Kay and his team completed their first experiment with the SOLARRIS device. This stands for Solenoid Spectrometer Apparatus to Reaction Studies. The planned experiments will provide information on nuclear reactions that produce some of the most dangerous elements in the world, such as iron and uranium.

Experiments with exotic isotopes are also planned. Isotopes can be elements with the same number or different numbers of protons. Scientists call certain isotopes exotic because they have different ratios of neutrons to protons than the stable or long-lived elements that are found naturally on Earth. These unstable isotopes are essential for astronomical events.

Kay said, "Exploding stars and the merger of giant collared stars, we now know details about the nuclear reactions that are at the core of these events." "With SOLARIS we can recreate these reactions here on Earth to see them for our own eyes."

This new device follows the HELIOS (the Helical Orbit Spectrometer) at Argonne. Both devices use superconducting magnets that were repurposed from an MRI machine. Both use a beam of particles to target a material within a vacuum chamber. Transfer reactions take place when the particles collide. Depending on the particle and its energies, the protons or neutrons are either removed from the nuclei or added to them in such reactions.

Kay stated that by recording the energy and angle of various particles released or deflected in collisions, Kay can gather information about the structure nuclei in these isotopes. "The SOLARIS design is a novel way to improve our understanding of exotic nuclei."

SOLARIS is unique because it can operate as a dual mode spectrometer. This means it can measure with very high and very low intensity beams. Kay explained that SOLARIS can work in both of these modes. One uses a traditional silicon array in a vacuum. The other uses the gas-filled target from the Active-Target Time Projection Chamber at Michigan State. It is led by Daniel Bazin, a SOLARIS team member and senior FRIB physicist. The AT-TPC was tested in this first experiment. Scientists can use weaker beams to get the results they need with high accuracy using the AT-TPC.

The AT-TPC is basically a large chamber that contains a gas. This serves as both the target and detector medium. This is in contrast to the conventional vacuum chamber, which uses a silicon detector array with a separate, thin target.
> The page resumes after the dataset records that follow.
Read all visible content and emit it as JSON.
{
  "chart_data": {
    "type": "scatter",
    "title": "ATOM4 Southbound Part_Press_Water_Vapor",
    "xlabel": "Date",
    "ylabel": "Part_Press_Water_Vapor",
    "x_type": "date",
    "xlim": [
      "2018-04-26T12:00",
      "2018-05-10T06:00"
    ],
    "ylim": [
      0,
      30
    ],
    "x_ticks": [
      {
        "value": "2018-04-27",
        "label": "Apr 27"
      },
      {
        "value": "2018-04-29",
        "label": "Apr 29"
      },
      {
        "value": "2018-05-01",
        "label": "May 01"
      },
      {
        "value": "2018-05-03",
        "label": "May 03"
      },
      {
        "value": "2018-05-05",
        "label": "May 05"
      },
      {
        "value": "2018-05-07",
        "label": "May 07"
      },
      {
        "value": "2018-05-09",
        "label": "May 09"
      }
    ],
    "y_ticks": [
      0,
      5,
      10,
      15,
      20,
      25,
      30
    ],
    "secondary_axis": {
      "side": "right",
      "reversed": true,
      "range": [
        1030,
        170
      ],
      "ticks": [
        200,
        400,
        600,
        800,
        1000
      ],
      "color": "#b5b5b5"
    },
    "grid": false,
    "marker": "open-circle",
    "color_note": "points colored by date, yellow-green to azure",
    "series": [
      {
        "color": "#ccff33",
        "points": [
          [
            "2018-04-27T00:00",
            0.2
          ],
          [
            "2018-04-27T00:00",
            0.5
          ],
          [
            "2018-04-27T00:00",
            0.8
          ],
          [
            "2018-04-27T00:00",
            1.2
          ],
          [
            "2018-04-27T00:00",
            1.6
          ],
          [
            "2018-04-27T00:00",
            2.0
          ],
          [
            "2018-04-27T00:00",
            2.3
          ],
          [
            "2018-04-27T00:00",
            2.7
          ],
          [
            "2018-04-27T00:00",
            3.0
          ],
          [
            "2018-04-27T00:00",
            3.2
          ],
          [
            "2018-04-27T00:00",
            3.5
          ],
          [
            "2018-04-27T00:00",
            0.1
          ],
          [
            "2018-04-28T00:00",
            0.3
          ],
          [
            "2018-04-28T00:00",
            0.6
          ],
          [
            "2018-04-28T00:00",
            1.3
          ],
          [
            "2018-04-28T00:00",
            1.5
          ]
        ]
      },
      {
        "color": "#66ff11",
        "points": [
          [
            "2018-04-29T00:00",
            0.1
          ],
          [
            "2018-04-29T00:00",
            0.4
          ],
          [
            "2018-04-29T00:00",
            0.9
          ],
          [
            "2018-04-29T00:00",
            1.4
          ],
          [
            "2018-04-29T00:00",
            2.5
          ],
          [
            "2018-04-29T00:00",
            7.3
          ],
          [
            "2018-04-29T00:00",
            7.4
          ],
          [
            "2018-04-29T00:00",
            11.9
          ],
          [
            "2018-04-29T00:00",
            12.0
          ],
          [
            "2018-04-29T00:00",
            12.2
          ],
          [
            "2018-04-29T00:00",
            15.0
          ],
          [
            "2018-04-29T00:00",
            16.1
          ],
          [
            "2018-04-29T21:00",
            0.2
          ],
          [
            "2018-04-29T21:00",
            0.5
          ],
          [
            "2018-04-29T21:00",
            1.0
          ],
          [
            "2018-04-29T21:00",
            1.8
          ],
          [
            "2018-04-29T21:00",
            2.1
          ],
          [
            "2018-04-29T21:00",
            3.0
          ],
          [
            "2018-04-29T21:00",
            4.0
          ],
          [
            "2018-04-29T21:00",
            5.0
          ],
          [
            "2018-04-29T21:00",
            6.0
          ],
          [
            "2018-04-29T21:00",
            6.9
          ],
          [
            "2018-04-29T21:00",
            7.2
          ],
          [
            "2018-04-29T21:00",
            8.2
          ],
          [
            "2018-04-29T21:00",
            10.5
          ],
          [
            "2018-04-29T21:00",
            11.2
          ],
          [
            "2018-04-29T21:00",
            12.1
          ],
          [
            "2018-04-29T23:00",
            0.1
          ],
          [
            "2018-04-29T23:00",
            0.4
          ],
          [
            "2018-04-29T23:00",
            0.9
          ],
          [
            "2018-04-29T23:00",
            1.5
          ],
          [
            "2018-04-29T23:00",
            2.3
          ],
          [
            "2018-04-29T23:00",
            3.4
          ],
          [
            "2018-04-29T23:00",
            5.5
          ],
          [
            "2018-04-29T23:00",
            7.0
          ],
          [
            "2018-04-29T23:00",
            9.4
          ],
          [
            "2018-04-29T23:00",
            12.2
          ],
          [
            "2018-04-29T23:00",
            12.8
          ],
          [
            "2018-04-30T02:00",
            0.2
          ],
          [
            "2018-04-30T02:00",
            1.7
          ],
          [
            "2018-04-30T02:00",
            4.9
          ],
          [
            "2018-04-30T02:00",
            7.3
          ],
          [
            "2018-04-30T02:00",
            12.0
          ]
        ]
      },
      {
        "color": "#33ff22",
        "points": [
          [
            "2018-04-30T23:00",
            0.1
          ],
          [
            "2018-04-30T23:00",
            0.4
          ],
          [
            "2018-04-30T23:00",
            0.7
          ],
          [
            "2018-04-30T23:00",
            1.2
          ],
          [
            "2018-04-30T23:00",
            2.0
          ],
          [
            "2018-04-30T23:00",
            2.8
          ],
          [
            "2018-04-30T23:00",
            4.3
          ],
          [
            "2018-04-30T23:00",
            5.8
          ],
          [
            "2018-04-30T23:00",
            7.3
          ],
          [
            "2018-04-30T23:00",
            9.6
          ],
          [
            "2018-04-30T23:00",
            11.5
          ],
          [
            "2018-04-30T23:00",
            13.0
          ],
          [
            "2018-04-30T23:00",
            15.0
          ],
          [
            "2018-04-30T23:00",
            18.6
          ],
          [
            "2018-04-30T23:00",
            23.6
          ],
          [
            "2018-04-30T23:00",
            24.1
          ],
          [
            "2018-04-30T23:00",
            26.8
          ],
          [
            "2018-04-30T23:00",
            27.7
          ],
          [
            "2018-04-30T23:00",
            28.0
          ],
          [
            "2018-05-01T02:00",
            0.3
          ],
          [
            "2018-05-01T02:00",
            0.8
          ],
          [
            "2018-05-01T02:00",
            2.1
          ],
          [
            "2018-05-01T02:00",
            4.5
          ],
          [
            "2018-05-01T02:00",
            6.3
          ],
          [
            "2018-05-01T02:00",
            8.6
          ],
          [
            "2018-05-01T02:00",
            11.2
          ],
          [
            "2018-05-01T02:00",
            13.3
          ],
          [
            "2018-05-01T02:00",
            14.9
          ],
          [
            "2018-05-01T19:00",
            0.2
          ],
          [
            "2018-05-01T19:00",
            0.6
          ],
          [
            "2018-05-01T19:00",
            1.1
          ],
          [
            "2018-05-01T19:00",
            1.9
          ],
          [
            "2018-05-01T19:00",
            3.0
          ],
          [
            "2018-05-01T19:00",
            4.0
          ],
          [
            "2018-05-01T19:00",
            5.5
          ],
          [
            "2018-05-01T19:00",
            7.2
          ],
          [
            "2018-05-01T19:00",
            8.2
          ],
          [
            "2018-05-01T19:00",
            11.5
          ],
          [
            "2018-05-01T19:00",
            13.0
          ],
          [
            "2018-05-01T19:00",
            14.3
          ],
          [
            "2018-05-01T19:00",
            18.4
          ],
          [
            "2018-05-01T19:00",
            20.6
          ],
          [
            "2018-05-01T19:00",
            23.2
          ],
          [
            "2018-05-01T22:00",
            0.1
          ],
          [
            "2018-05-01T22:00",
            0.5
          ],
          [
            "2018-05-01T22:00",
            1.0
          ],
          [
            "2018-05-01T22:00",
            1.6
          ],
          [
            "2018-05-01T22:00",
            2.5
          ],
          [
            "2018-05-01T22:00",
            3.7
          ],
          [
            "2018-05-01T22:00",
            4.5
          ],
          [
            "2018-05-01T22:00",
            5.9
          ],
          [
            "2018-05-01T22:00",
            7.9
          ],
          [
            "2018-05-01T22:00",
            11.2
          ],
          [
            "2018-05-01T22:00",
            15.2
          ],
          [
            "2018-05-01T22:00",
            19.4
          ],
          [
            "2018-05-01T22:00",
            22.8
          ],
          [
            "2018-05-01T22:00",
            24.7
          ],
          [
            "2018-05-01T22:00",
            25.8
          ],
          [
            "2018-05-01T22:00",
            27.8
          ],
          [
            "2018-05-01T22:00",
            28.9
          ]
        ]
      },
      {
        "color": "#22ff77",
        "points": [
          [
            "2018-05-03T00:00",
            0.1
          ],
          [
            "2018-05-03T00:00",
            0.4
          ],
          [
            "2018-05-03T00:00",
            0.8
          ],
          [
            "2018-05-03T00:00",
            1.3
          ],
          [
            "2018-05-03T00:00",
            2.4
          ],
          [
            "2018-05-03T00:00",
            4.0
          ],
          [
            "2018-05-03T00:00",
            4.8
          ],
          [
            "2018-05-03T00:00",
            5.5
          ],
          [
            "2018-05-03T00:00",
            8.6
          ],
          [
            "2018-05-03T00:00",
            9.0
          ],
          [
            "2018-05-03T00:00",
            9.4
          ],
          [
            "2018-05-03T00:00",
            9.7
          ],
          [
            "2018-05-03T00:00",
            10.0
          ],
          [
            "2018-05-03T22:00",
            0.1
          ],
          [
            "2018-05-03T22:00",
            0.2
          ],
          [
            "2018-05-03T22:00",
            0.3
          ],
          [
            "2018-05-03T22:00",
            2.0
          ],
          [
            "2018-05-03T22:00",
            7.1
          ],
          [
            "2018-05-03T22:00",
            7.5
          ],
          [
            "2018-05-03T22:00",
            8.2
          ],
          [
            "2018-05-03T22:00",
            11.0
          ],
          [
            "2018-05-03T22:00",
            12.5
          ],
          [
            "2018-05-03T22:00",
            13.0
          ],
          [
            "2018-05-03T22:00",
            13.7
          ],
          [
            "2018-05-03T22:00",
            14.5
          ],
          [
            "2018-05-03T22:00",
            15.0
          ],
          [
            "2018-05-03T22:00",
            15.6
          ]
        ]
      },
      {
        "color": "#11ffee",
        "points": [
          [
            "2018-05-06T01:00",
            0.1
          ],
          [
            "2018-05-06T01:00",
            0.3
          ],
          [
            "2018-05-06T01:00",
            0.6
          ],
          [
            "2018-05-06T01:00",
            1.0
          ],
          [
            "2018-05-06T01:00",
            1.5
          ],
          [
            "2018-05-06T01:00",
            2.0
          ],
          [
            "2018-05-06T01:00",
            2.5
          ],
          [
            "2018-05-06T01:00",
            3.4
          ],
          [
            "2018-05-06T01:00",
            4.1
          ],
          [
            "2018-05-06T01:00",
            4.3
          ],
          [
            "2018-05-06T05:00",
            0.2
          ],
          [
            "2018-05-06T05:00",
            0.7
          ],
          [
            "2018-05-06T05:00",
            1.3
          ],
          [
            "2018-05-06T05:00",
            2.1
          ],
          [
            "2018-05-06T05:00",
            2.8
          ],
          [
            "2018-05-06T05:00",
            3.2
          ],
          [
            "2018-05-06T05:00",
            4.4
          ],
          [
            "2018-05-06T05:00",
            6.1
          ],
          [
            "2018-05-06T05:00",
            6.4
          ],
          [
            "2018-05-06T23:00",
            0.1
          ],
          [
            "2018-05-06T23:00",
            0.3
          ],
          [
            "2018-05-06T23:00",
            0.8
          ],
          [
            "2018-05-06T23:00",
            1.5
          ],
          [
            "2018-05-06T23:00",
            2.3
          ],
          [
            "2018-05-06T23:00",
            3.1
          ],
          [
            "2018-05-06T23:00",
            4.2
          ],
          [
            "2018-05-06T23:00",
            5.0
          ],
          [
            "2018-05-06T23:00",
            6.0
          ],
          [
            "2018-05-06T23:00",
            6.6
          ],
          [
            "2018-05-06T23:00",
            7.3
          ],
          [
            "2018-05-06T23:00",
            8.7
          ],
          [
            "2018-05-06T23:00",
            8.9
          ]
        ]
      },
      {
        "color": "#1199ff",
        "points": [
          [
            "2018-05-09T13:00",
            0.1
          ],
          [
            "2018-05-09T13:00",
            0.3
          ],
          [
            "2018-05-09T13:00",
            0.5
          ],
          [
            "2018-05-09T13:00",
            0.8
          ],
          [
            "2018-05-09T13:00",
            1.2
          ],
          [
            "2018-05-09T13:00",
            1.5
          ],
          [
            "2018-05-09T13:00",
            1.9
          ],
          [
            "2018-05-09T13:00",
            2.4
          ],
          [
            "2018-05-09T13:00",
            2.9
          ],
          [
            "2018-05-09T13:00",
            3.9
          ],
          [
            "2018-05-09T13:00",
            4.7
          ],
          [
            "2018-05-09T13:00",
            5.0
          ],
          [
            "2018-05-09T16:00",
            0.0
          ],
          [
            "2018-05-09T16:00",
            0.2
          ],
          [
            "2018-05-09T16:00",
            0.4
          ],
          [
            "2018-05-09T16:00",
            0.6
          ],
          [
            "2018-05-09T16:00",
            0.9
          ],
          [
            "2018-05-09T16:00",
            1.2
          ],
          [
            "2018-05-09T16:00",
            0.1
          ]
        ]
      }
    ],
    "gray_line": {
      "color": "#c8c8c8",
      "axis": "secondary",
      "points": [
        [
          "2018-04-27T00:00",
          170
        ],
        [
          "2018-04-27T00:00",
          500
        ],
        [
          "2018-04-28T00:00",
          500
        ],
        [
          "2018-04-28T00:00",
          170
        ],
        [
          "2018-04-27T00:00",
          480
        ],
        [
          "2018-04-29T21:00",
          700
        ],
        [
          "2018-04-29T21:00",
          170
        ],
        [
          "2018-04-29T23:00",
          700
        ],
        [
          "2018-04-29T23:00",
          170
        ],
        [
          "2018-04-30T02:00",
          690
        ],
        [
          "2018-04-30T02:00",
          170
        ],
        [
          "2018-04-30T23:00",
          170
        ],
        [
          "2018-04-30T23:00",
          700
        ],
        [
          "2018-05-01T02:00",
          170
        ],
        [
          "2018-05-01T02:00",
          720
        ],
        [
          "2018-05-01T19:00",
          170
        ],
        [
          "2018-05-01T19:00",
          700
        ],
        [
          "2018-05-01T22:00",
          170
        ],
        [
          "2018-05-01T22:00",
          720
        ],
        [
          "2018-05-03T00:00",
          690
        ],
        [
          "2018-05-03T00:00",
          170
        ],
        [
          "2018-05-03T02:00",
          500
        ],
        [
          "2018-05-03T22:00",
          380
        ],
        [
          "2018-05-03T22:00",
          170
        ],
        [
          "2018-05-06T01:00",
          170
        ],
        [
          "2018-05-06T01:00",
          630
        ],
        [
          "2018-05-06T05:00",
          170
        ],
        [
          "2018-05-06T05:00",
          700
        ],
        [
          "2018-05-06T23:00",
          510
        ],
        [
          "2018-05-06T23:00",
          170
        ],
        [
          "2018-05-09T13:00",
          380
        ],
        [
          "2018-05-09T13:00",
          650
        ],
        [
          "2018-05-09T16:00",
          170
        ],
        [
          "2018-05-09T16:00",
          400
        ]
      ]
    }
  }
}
Kay stated, "By filling the chamber in gas, you ensure that the smaller, more concentrated particles from the low intensity beam will contact the target material." The scientists then have the opportunity to study the products of these collisions.

Clementine Santamaria, FRIB research associate, was the first to examine the breakdown of oxygen-16, which is the most prevalent oxygen isotope on Earth. This resulted in smaller alpha particles. The eight protons, eight neutrons, and eight nuclei of oxygen-16 were broken down into four alpha particles. Each particle consists of two protons, two neutrons, and one neutron.

Kay explained that by determining the decay of oxygen-16 like this, one can draw comparisons to the 'Hoyle' state, which is an excited state of a carbon Isotope we believe plays a crucial role in the production and distribution of carbon in stars.

Kay and his colleagues recorded more than two million reactions during the experiment. They also observed numerous instances of decay of oxygen-16 into Alpha particles.

SOLARIS' dual functionality will enable scientists to perform more nuclear reactions than ever before and provide new insight into some of the most mysterious aspects of the cosmos.